A reference implementation in weather domain, to demonstrate the learning and application of functional programming, in parallel computing, with the choice of Apache Spark and scala.
- For a set of pre determined locations using markov-chain model generate training data related to the weather: Condition, Temperature, Pressure, Humidity.
- Format the training data into LIBSVM and feed to Spark MLlib's Random Forest
- Build RandomForest model with the training data for Temperature, Pressure, Humidity and Condition
- For a new feed: time and location, with the aid of generated model predict the Condition, Temperature, Pressure and Humidity
- Apache Spark Mlib - RandomForest
- Scala 11.8
- Inspired by python's numpy and scipy in data science.

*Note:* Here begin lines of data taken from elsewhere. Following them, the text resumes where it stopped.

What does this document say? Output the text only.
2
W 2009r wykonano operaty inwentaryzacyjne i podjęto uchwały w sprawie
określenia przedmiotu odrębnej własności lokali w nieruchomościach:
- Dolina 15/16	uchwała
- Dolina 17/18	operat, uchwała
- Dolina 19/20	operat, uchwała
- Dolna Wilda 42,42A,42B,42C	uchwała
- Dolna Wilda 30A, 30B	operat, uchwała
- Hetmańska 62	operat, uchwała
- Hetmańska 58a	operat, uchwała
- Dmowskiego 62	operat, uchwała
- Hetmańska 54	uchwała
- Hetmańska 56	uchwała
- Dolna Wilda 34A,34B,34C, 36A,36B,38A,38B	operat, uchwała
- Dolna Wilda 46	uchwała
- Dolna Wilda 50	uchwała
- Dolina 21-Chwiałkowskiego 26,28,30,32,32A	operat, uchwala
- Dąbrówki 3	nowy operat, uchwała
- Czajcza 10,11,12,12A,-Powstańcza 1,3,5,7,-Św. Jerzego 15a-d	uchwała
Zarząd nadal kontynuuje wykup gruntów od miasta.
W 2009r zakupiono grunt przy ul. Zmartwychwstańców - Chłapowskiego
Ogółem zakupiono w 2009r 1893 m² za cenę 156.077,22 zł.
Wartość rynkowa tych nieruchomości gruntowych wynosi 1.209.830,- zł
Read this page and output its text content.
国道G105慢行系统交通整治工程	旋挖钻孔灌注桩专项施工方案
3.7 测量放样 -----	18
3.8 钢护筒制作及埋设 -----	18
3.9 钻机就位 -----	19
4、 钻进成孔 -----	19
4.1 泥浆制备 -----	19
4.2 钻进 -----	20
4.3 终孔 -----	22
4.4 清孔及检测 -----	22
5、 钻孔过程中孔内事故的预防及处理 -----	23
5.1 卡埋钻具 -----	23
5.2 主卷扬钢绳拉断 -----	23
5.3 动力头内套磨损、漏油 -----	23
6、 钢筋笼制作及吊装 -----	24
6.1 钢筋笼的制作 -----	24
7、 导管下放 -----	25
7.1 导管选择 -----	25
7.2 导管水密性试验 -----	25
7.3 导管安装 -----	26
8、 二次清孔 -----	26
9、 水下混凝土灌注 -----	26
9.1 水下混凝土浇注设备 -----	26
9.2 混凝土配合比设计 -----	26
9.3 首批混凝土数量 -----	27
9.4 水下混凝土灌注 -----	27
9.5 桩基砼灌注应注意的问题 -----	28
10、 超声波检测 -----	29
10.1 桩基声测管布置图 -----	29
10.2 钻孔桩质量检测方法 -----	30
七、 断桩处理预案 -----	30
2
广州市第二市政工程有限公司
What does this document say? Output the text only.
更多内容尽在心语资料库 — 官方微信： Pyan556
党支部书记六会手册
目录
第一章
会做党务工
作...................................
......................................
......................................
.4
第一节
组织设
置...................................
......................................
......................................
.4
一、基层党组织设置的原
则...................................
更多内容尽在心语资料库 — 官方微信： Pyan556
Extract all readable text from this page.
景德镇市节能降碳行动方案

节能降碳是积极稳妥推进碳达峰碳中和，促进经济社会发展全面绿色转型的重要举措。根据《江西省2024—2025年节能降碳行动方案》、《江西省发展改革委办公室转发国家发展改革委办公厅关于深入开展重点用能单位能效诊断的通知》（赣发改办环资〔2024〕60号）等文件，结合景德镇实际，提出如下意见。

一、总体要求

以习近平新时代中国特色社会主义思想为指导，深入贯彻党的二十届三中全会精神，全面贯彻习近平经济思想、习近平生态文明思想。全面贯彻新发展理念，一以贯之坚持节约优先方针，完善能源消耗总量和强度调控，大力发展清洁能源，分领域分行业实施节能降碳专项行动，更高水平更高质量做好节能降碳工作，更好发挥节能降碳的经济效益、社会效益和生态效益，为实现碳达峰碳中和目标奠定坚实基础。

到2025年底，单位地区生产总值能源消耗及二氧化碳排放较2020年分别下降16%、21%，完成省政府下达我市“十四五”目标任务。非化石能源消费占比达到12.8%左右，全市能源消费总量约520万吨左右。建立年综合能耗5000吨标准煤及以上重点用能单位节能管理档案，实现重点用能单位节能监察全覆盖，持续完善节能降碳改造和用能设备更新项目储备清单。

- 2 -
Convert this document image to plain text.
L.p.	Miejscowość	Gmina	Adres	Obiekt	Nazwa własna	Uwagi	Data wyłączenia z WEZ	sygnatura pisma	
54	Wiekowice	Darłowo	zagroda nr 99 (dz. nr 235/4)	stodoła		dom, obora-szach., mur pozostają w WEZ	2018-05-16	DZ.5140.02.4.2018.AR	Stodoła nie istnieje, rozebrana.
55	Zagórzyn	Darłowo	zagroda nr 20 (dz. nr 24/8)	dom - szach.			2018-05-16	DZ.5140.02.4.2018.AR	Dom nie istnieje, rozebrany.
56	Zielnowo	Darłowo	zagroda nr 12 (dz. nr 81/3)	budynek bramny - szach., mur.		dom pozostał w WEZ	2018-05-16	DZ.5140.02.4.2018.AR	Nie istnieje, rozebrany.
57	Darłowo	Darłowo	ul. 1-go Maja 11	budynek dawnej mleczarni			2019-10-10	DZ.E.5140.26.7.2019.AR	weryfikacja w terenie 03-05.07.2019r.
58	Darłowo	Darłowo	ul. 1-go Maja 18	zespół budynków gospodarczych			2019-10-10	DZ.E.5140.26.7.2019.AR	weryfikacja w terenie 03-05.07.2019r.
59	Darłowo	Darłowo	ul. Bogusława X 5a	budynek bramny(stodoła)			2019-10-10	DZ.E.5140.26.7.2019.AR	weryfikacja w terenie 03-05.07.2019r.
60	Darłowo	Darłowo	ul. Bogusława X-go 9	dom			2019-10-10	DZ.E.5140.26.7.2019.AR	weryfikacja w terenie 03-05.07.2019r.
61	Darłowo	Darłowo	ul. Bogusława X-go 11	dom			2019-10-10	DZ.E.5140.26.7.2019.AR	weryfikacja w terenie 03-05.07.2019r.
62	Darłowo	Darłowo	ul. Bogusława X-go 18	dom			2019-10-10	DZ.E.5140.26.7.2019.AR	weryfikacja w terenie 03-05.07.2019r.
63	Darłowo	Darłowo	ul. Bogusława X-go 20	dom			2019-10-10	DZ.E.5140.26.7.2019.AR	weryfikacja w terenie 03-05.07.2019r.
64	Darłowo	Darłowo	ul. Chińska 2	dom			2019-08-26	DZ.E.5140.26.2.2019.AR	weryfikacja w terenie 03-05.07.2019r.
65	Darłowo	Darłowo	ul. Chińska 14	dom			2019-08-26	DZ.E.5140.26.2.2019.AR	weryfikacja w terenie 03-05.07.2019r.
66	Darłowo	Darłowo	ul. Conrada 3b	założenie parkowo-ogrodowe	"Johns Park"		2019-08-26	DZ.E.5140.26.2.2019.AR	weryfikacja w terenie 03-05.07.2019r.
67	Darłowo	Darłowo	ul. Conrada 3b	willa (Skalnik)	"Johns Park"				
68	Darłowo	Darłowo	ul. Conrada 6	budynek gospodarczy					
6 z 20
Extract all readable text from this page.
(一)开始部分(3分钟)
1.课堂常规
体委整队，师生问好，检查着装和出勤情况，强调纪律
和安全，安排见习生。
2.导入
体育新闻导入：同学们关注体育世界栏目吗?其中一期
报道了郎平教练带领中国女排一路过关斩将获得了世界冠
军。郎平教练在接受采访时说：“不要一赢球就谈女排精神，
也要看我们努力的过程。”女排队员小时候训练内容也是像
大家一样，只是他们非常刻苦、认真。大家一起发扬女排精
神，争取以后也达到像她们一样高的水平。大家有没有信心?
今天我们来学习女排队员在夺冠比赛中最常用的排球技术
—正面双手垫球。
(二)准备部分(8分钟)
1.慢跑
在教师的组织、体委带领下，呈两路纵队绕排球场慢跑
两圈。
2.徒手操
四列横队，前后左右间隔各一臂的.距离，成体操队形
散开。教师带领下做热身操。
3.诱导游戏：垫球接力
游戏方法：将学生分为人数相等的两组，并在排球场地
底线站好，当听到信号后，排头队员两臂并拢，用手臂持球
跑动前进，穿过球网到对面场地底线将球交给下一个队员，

Explored similar library in scala:
- probability-monad - Markov Chain and probability
- sbt - Build tool
-
Generate the training data
sbt "run-main com.mak.weather.model.TrainingDataGenerator"
-
To generate simulated weather data for 10 random positions
sbt "run-main com.mak.weather.station.Simulator"
-
To predict a weather for a known place say Bangalore : 12.97, 77.59, 12
command : sbt "run-main com.mak.weather.station.Simulator [latitude longitude elevation time]"
- Example:
sbt "run-main com.mak.weather.station.Simulator 12.97 77.59 12 2016-11-04T14:12:43"
- To run test cases:
sbt test
- To create an eclipse specific project
sbt eclipse